Ce Que Vous Avez Appris
Physique Nucléaire 101 : Terminé
Vous avez couvert toute l'étendue de la physique d'introduction à l'ingénierie nucléaire :
Structure nucléaire : Nucléons, carte des nucléides, modèle en couches, nombres magiques (2, 8, 20, 28, 50, 82, 126), spin nucléaire et parité, et rayon nucléaire variant en R₀A^(1/3).
La force forte : Interaction de Yukawa à courte portée, saturation, échange de gluons au niveau des quarks, force résiduelle via échange de pions, et le modèle de la goutte liquide comme conséquence de la saturation.
Désintégration radioactive : Alpha (effet tunnel quantique, facteur de Gamow, Geiger-Nuttall), bêta moins et plus (force faible, boson W, changement de saveur de quark), capture électronique, désexcitation gamma, conversion interne, et la chaîne complète U-238 → Pb-206.
Cinétique de demi-vie : N(t) = N₀e^(−λt), activité en Bq et Ci, activité spécifique, durée de vie moyenne, équilibre séculaire, et calculs réels de désintégration.
Énergie de liaison : Calcul du défaut de masse (Δm × 931,5 MeV/u), termes de la formule de Bethe-Weizsäcker, et exemples travaillés pour Fe-56 et U-235.
La courbe d'énergie de liaison : Pourquoi la fusion libère de l'énergie pour les noyaux légers, pourquoi la fission libère de l'énergie pour les noyaux lourds, pourquoi le fer est l'extrémité de la nucléosynthèse stellaire, et densités d'énergie en J/kg.
Physique de la fission : Le noyau composé, distribution d'énergie des produits de fission, sections efficaces des neutrons et le barn, la loi en 1/v, capture par résonance, formule des six facteurs, neutrons retardés, et criticité.
Physique de la fusion : La barrière coulombienne, effet tunnel quantique, moyennes de Maxwell-Boltzmann, compromis D-T vs D-D vs p-B11, critère de Lawson, progrès des tokamaks, et allumage NIF.
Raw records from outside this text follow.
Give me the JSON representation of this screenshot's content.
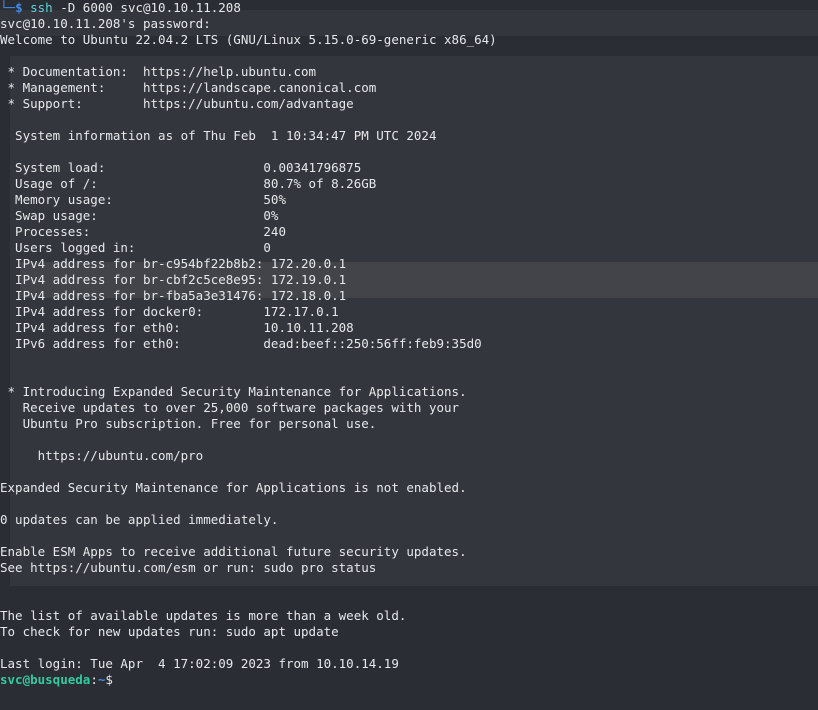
{
  "command_line": {
    "corner": "└─",
    "prompt": "$",
    "command": "ssh",
    "args": " -D 6000 svc@10.10.11.208"
  },
  "output_lines": [
    "svc@10.10.11.208's password:",
    "Welcome to Ubuntu 22.04.2 LTS (GNU/Linux 5.15.0-69-generic x86_64)",
    "",
    " * Documentation:  https://help.ubuntu.com",
    " * Management:     https://landscape.canonical.com",
    " * Support:        https://ubuntu.com/advantage",
    "",
    "  System information as of Thu Feb  1 10:34:47 PM UTC 2024",
    "",
    "  System load:                     0.00341796875",
    "  Usage of /:                      80.7% of 8.26GB",
    "  Memory usage:                    50%",
    "  Swap usage:                      0%",
    "  Processes:                       240",
    "  Users logged in:                 0",
    "  IPv4 address for br-c954bf22b8b2: 172.20.0.1",
    "  IPv4 address for br-cbf2c5ce8e95: 172.19.0.1",
    "  IPv4 address for br-fba5a3e31476: 172.18.0.1",
    "  IPv4 address for docker0:        172.17.0.1",
    "  IPv4 address for eth0:           10.10.11.208",
    "  IPv6 address for eth0:           dead:beef::250:56ff:feb9:35d0",
    "",
    "",
    " * Introducing Expanded Security Maintenance for Applications.",
    "   Receive updates to over 25,000 software packages with your",
    "   Ubuntu Pro subscription. Free for personal use.",
    "",
    "     https://ubuntu.com/pro",
    "",
    "Expanded Security Maintenance for Applications is not enabled.",
    "",
    "0 updates can be applied immediately.",
    "",
    "Enable ESM Apps to receive additional future security updates.",
    "See https://ubuntu.com/esm or run: sudo pro status",
    "",
    "",
    "The list of available updates is more than a week old.",
    "To check for new updates run: sudo apt update",
    "",
    "Last login: Tue Apr  4 17:02:09 2023 from 10.10.14.19"
  ],
  "final_prompt": {
    "user_host": "svc@busqueda",
    "separator": ":",
    "path": "~",
    "symbol": "$"
  },
  "colors": {
    "background": "#2b2d35",
    "text": "#e8e8ea",
    "prompt_blue": "#3e8ee8",
    "user_host_green": "#35c9a0",
    "command_cyan": "#5fd3e0"
  }
}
Calculs E=mc² : Conversion complète de masse (1 g = 90 TJ), défaut de masse dans la fission de U-235 (0,186 u = 173 MeV), et comparaisons de densité d'énergie.
Unités de radiation : Activité (Bq, Ci), dose absorbée (Gy, rad), dose efficace (Sv, rem), facteurs de pondération du rayonnement, et doses de référence.
Réflexion Finale
Vous venez de couvrir la physique qui sous-tend la production d'énergie nucléaire, la médecine nucléaire, la radioprotection, l'astrophysique, et la non-prolifération des armes.
C'est la fondation à partir de laquelle les ingénieurs nucléaires conçoivent les réacteurs, les radioprotectionnistes calculent les limites de dose, et les décideurs politiques prennent des décisions sur le rôle de l'énergie nucléaire dans la décarbonation.